Economic Data That Drove Market Sentiment This Past Week…

· Industrial Production, a measure of strength in the manufacturing, factory and utility sectors, fell 0.5% during March (0.7% y/y), after rising 0.7% in February. Capacity Utilization fell to 75.7% during March from 76.1% during February, but fell from 76.1% y/y. Manufacturing Capacity fell to 75.3% from 75.5% m/m and as compared to 75.8% y/y. (Source, U.S. Federal Reserve)

· Initial Claims for Unemployment Benefits for the week-ended April 11th fell 11,000 to 207,000 from 218,000 which were revised down by 1,000. Meanwhile, the four-week moving average rose 250 to 209,750 from 209,500, which was revised down by 250. Continuing claims for the week-ended April 4th rose 31,000 to 1,818,000 from 1,787,000 the prior week. The continuing claims four-week average fell 8,250 to 1,813,250 from 1,821,500. (Source, U.S. Department of Labor)

· U.S. Export Prices rose 1.6% during the month of March (5.6% y/y) as Import prices rose 0.8% (2.1% y/y).
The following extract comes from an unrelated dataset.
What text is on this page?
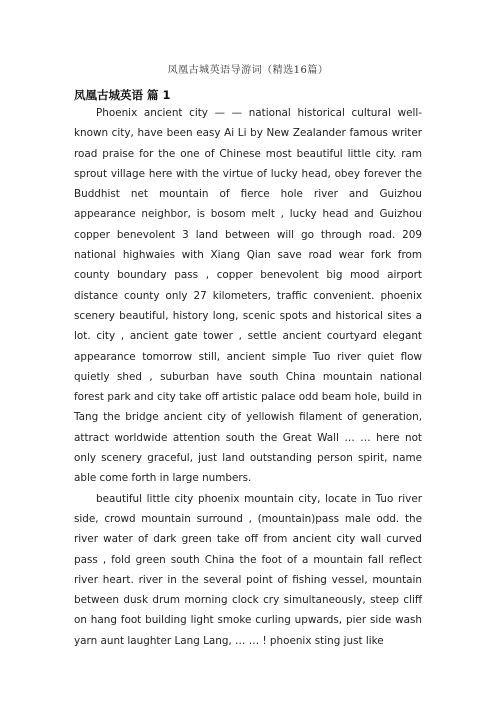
凤凰古城英语导游词（精选16篇）
凤凰古城英语 篇 1

Phoenix ancient city — — national historical cultural well-known city, have been easy Ai Li by New Zealander famous writer road praise for the one of Chinese most beautiful little city. ram sprout village here with the virtue of lucky head, obey forever the Buddhist net mountain of fierce hole river and Guizhou appearance neighbor, is bosom melt , lucky head and Guizhou copper benevolent 3 land between will go through road. 209 national highwaies with Xiang Qian save road wear fork from county boundary pass , copper benevolent big mood airport distance county only 27 kilometers, traffic convenient. phoenix scenery beautiful, history long, scenic spots and historical sites a lot. city , ancient gate tower , settle ancient courtyard elegant appearance tomorrow still, ancient simple Tuo river quiet flow quietly shed , suburban have south China mountain national forest park and city take off artistic palace odd beam hole, build in Tang the bridge ancient city of yellowish filament of generation, attract worldwide attention south the Great Wall … … here not only scenery graceful, just land outstanding person spirit, name able come forth in large numbers.

beautiful little city phoenix mountain city, locate in Tuo river side, crowd mountain surround , (mountain)pass male odd. the river water of dark green take off from ancient city wall curved pass , fold green south China the foot of a mountain fall reflect river heart. river in the several point of fishing vessel, mountain between dusk drum morning clock cry simultaneously, steep cliff on hang foot building light smoke curling upwards, pier side wash yarn aunt laughter Lang Lang, … … ! phoenix sting just like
Agricultural export prices rose 0.9% during March (3.4% y/y), after rising 0.9% during February. Non-Agricultural Export Prices rose 1.7% during March (5.8% y/y) after rising 2.1% during February. Please note that import and export prices are not affected by tariffs as they are measured prior to taxes. (Source, U.S. Bureau of Labor Statistics)

· Prices at the wholesale level as measured by the Producer Price Index rose 0.5% during March, the third consecutive such increase. Over the past year the PPI has risen 4.0%, up from 3.4% in February. Energy prices jumped 8.5% during March (6.6% y/y) after rising 2.1% in February. Finished food prices fell 0.3% during March (0.9% y/y) after rising 2.4% in February. Excluding food and energy, the core PPI rose 0.1% during March (3.8% y/y), after rising 0.3% in February. Prices for Intermediate Goods rose 2.6% during March (6.6% y/y) after rising 1.6% in February. (Source, U.S. Bureau of Labor Statistics)

· Sales of Existing Homes fell 1.4% (-1.0% y/y) to a Seasonally Adjusted Annualized Rate (SAAR) of 3.80 million units during March from 4.13 million during February. This marked the lowest level since June 2025. According to the National Association of Realtors (NAR) total housing inventory at the end of February was 1.36 million units, up 3.0% from February and by 2.3% y/y. Unsold inventory rose to 4.1 months, up from 3.8 months during both February and January. The report also noted that the median price for all existing homes rose 2.7% to $408,800 in March (1.4% y/y) from $398,000. (Source, National Association of Realtors)

Economic Reports scheduled to be released this week, include the following – on Tuesday, March Retail Sales and February Business Inventories; on Thursday, Initial Claims for Unemployment Benefits; and, on Friday the second and final reading on April Consumer Sentiment from the University of Michigan.

Several potentially market moving companies are scheduled to report earnings, to include GE Aerospace (GE), United Health Group (UNH), Lam Research (LRCX), Texas Instruments (TXN), Philip Morris (PM), IBM (IBM), L’Oreal (LRLCY), GE Vernova (GEV), Tesla (TSLA), Caterpillar (CAT), Intel (INTC), KLA (KLAC), American Express (AXP), Thermo Fisher Scientific (TMO) and Procter & Gamble (PG).